Shapiro attended Ward Melville High School in East Setauket and Harvard College, where he received a BA in Economics in 1994. While at Harvard, Shapiro founded S. H. Eliot Publishing Group and served as co-founder and publisher of the men’s interest magazine Inside Edge with Jonathan Hsu. Inside Edge received $2 million in investment and had a part-time staff of 30. It was distributed Time Warner’s Warner Publisher Services with an international circulation of around 200,000 copies every 2 months.

Upon graduating Harvard, Shapiro was admitted to Columbia University where he received a Master of Business Administration.
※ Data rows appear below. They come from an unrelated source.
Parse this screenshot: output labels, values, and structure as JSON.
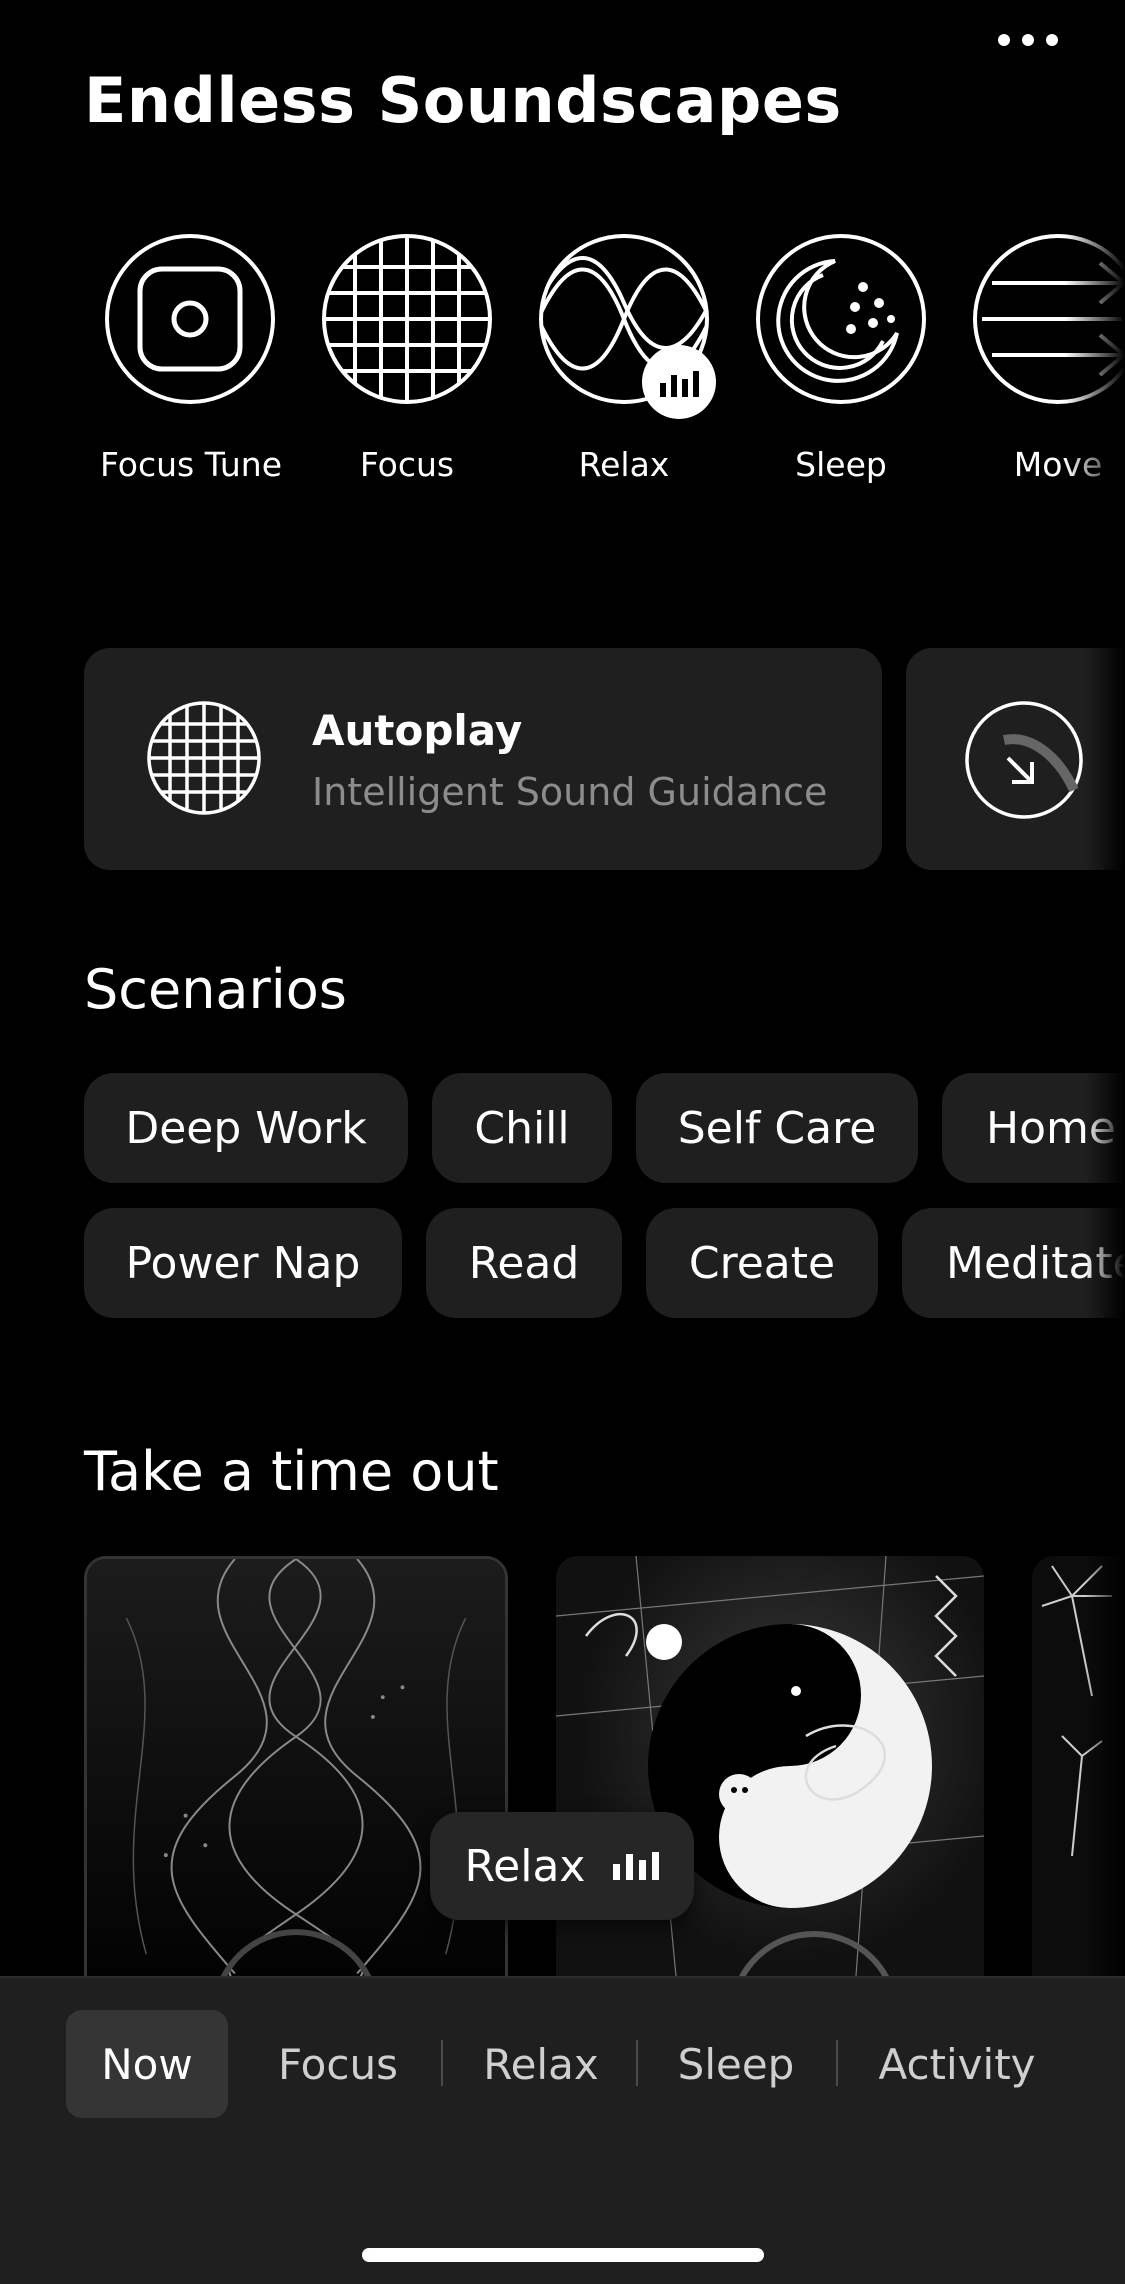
{
  "header": {
    "title": "Endless Soundscapes"
  },
  "modes": [
    {
      "label": "Focus Tune",
      "icon": "focus-tune-icon"
    },
    {
      "label": "Focus",
      "icon": "grid-globe-icon"
    },
    {
      "label": "Relax",
      "icon": "wave-icon",
      "playing": true
    },
    {
      "label": "Sleep",
      "icon": "moon-icon"
    },
    {
      "label": "Move",
      "icon": "arrows-right-icon"
    }
  ],
  "autoplay": {
    "title": "Autoplay",
    "subtitle": "Intelligent Sound Guidance"
  },
  "scenarios": {
    "title": "Scenarios",
    "row1": [
      "Deep Work",
      "Chill",
      "Self Care",
      "Home"
    ],
    "row2": [
      "Power Nap",
      "Read",
      "Create",
      "Meditate"
    ]
  },
  "timeout": {
    "title": "Take a time out"
  },
  "now_playing": {
    "label": "Relax"
  },
  "tabs": [
    {
      "label": "Now",
      "active": true
    },
    {
      "label": "Focus"
    },
    {
      "label": "Relax"
    },
    {
      "label": "Sleep"
    },
    {
      "label": "Activity"
    }
  ],
  "colors": {
    "background": "#000000",
    "surface": "#1f1f1f",
    "text": "#ffffff",
    "muted": "#8c8c8c"
  }
}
After graduating Columbia, Shapiro worked as a management consultant for Booz-Allen & Hamilton, specializing in Internet Strategy.

== Silverpop Systems ==
In 1996, Shapiro founded Activegrams, a popular greeting cards website that let users send greetings and animations via email. In 1999, Activegrams became part of Atlanta-based Avienda Technologies, co-founded by Shapiro and David Bloom who raised over $36 million in funding from Draper Fisher Jurvetson for the company between 1999 and 2000. Avienda specialized in email marketing and employed more than 80 people. In 2001 Avienda Technologies was renamed Silverpop Systems, Inc and named Bill Nussey as CEO. After this time, Shapiro and Bloom stepped back from the day-to-day operation of the company but remained key shareholders. In May, 2014, Silverpop Systems was acquired by IBM and is now a part of IBM Watson Marketing. At the time of the deal, Silverpop employed around 500 people. The terms of the deal were not publicized, but were estimated to be around $270M.

== Huge ==
In 2005, Shapiro joined Huge as a co-founder and partner. Initially Shapiro led strategy, client services, and Huge’s business development efforts, securing and playing an important role launching work for JetBlue, Warner Music Group, CNN, Reuters, iVillage, and Four Seasons.

In 2008, Shapiro played a key role in brokering IPG’s acquisition of a stake in Huge for nearly $40 million, which was announced by Interpublic Chairman and CEO Michael Roth. At the time, Huge had 130 employees and offices in Brooklyn, Atlanta, Los Angeles, and London. Shapiro was formally named CEO in October, 2010, at which time Huge had 300 employees and $60 million in revenue. Huge was recognized as one of the 10 Agencies of the Year in 2012 by Advertising Age, Most Innovative Agency by Digiday in 2016, and Agency of the Year in 2017 by Mediapost. As of 2017, Huge had grown to 1500 employees

In March 2018, it was announced that after leading the agency for 13 years Shapiro would leave Huge in May to launch a new venture.

== Other organizations ==
In 2022, Shapiro launched an agency called Product which uses machine learning to help companies create sustainable business plans.

== Industry Influence ==
In 2011, Shapiro was named one of Crain's New York's 40 Under 40 and authored Users Not Customers, a book about digital business strategy published by Portfolio/Penguin. Shapiro’s campaign to promote the book included hiring laid off Borders employees and outdoor advertising that implied Amazon was putting Borders out of business.

In 2014, Shapiro was named one of The Observer’s Brooklyn Influentials and received a Made in NY award from the City of New York on behalf of Huge.

In 2014 and 2015, Shapiro served as an NYCEDC Venture Fellows mentor as part of the NYC Venture Fellowship program.

In 2015, Shapiro coined the term Anticipatory Design for the practice of eliminating decision making in interaction design in an op-ed published by Fast Company.

In 2017, Shapiro was named a Creative All Star by Mediapost, ranked 42 on PR Week’s Power List and was named one of the 100 People Who Make Advertising Great by the American Association of Advertising Agencies.